Wagstaff began selling his collection of paintings, using the proceeds to buy 19th-century American, British, and French photography. Then, influenced by Mapplethorpe, Wagstaff's taste veered toward the daring, and he began to depart from established names in search of new talent. His collection was soon recognized as one of the finest private holdings in the United States. In 1984 Wagstaff's photography collection went to the J. Paul Getty Museum, for a reported price in the neighborhood of $5 million.
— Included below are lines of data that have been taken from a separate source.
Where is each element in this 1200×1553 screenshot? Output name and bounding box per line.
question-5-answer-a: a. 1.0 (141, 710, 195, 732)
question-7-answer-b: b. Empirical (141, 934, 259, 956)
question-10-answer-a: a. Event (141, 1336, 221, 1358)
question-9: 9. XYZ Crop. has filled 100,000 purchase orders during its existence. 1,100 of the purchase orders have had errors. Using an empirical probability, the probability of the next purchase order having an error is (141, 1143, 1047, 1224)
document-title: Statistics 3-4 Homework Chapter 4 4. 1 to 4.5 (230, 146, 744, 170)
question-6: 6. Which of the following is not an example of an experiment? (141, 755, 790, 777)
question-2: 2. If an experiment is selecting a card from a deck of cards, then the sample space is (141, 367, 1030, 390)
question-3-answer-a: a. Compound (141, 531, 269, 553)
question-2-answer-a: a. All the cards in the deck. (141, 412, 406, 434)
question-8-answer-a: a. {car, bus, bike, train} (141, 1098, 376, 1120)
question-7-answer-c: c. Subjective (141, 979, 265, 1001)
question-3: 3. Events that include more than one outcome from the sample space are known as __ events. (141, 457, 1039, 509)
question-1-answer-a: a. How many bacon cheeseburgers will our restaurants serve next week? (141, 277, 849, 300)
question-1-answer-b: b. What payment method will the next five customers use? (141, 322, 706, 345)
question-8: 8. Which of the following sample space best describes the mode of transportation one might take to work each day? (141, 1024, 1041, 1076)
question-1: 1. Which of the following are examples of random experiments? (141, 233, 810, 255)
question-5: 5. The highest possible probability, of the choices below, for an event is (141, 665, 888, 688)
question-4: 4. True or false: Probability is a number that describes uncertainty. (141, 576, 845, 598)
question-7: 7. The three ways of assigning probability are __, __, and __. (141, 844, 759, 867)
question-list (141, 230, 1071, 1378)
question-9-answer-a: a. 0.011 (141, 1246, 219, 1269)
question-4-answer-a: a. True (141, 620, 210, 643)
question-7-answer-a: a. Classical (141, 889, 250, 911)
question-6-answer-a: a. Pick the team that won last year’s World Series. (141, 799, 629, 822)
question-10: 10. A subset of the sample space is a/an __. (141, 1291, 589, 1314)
Saying that he needed the challenge of building another collection, Wagstaff turned to 19th-century American silver. A show of more than 100 examples from his silver collection opened on March 20, 1987, at the New-York Historical Society.

Between 1976 and 1986, Wagstaff donated his personal papers to the Archives of American Art, Smithsonian Institution. In 2008, the bulk of these papers were digitized and made available online (see the Samuel J. Wagstaff Papers, 1932–1985).

==Personal life==
Wagstaff met photographer Robert Mapplethorpe in 1972 at a party, beginning a close relationship that would last until Wagstaff's death, described as "first a kind of marriage, sexual and artistic, then a friendship." Mapplethorpe, whom Wagstaff called his shy pornographer, was also his guide to the gay demimonde of extreme sex and drugs that flourished in New York in the 1970s and 1980s. In the autumn of 1972, Wagstaff gave Mapplethorpe $15,000 to purchase a loft at 24 Bond Street, where the photographer lived and used as his studio. In the 1980s, Wagstaff gave Mapplethorpe $500,000 to purchase a bigger loft at 35 West 23rd Street.

== Death ==
Wagstaff died of pneumonia arising from AIDS at his home in Manhattan on January 14, 1987. Under Wagstaff's will, Robert Mapplethorpe inherited three-quarters of his estate, worth upward of $7 million, and Wagstaff's lover Jim Nelson received the remaining quarter, while Wagstaff's sister Judith Jefferson was left $10,000. Jefferson contested the will, delaying distribution of the estate. As executor, Mapplethorpe administered the estate and arranged the sale of Wagstaff's penthouse.

==Legacy==
A fund in Wagstaff's name for the purchase of photographs was started in 1987 at the Metropolitan Museum of Art by art dealer Daniel Wolf.

In 2007, James Crump directed the documentary film Black White + Gray, which premiered at the 2007 Tribeca Film Festival. In his New York Times review of the film, critic Stephen Holden wrote: "Because Mapplethorpe's story is already familiar, the movie devotes most of its time to Wagstaff, whose personal history is a classic case of repressed or closeted homosexuality belatedly and furiously unleashed."

In 2014, Wagstaff: Before and After Mapplethorpe, a biography of Wagstaff, by Philip Gefter, was published by Norton/Liveright, and won the 2014 Marfield Prize for Arts Writing.

In 2022, Zachary Quinto played a character in American Horror Story: NYC named Sam Jones who is loosely inspired by Wagstaff's life as an art curator, his relationship with Mapplethorpe, and his death from HIV/AIDS.